Сборы были недолгими. То, что предстояло выступать в долгий путь во второй половине дня, их ничуть не тревожило. Двигаться они будут гораздо быстрее каравана, так что если захотят, то еще до наступления темноты доберутся до ближайшей придорожной таверны, а нет – так и в поле переночуют, не привыкать.
В общем-то заезжать в этот район не планировалось, причиной этого крюка послужил Тони. Лошади Андрея и Джефа находились в конюшнях торговой гильдии, остальных приказчик устроил в конюшне постоялого двора у северных ворот, так что путникам перед началом путешествия предстояло сделать крюк по городу и вернуться к восточным воротам, иначе пришлось бы двигаться по противоположному берегу Быстрой до самого поселка.
Когда они проезжали площадь перед собором, Андрей обратил внимание, что она запружена народом. Объезжать по большому кругу не хотелось, поэтому они двинулись по периметру площади, прижимаясь к домам и с трудом протискиваясь сквозь толпу.
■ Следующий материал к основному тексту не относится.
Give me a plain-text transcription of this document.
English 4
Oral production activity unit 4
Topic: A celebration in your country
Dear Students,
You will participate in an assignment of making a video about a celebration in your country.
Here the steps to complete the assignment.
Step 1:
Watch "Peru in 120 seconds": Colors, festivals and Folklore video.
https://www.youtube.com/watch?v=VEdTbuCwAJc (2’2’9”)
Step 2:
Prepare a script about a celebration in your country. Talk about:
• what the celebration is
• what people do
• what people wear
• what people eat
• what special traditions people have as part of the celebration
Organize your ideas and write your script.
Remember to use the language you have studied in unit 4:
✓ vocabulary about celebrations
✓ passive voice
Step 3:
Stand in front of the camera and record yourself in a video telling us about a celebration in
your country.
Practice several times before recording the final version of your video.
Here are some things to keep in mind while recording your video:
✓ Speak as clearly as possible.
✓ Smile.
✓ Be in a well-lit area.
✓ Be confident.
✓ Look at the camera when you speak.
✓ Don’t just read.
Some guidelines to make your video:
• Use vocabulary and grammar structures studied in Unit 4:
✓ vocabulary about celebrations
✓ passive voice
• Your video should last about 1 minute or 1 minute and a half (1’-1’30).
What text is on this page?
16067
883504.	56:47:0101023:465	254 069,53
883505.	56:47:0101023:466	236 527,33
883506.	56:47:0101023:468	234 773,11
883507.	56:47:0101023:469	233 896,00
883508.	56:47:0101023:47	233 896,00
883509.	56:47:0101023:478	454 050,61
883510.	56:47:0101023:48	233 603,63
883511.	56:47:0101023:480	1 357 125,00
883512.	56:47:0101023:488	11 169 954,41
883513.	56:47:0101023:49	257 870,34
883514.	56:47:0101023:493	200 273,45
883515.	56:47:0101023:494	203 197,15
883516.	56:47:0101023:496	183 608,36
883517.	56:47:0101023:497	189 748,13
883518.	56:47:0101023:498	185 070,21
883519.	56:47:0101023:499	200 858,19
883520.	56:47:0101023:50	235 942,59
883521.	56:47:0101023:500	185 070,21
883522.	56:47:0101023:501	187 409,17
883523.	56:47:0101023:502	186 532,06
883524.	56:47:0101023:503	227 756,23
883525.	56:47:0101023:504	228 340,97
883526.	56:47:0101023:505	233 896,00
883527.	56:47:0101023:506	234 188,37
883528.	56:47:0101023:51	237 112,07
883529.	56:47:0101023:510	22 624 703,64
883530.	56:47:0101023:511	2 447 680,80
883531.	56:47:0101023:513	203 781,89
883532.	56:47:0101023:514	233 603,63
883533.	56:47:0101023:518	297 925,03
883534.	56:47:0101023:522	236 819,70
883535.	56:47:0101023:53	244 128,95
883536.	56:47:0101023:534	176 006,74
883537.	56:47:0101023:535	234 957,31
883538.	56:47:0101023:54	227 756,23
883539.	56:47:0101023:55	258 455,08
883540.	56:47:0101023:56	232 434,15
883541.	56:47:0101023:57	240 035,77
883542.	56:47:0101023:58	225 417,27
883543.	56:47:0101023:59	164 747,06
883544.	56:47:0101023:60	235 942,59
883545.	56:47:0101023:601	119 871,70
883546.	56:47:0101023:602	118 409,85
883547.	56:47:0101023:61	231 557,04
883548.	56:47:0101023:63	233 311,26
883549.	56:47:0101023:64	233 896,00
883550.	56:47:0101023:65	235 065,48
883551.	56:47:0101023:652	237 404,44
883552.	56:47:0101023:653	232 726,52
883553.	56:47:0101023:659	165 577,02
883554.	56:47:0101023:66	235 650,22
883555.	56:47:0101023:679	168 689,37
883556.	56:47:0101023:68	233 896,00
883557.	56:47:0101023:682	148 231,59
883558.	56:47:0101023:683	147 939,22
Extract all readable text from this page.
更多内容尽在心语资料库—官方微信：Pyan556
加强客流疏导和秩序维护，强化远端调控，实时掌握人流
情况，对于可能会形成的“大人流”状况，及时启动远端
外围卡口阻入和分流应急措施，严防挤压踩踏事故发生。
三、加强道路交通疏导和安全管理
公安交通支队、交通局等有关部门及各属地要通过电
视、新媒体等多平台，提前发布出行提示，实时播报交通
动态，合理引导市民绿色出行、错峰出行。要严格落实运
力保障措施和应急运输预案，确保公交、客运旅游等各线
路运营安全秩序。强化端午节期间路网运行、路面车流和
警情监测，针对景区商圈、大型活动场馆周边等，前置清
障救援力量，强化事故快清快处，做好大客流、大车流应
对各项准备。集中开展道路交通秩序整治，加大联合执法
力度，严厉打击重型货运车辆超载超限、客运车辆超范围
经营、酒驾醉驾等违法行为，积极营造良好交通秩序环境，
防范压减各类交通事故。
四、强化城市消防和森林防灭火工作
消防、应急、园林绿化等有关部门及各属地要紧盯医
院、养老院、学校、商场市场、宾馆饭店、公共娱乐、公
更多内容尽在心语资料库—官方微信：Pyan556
Волей-неволей Андрей присматривался к происходящему вокруг. А происходящее очень сильно смахивало на суд, который он недавно лицезрел, вот только народу было гораздо больше: отчего-то подумалось, что здесь собрался чуть не весь город, да на почетном месте находился не судья, а трое высших представителей церковной иерархии Йорка. Один из них притягивал к себе взор своим черным одеянием с красным крестом на левой стороне груди – как уже знал Андрей, подобное одеяние носили представители инквизиции, а если учесть то обстоятельство, что инквизитор сидел рядом с двумя епископами в красном одеянии, – чин у него был неслабым. Сделав этот вывод, Андрей даже передернул плечами от охватившего его озноба. Он слишком много слышал об инквизиторах, и желания обращать на себя внимание у него не было никакого. Тем более что неизменный атрибут их судилища был также неподалеку: куча хвороста со столбом посредине – единственная кара для злостных еретиков.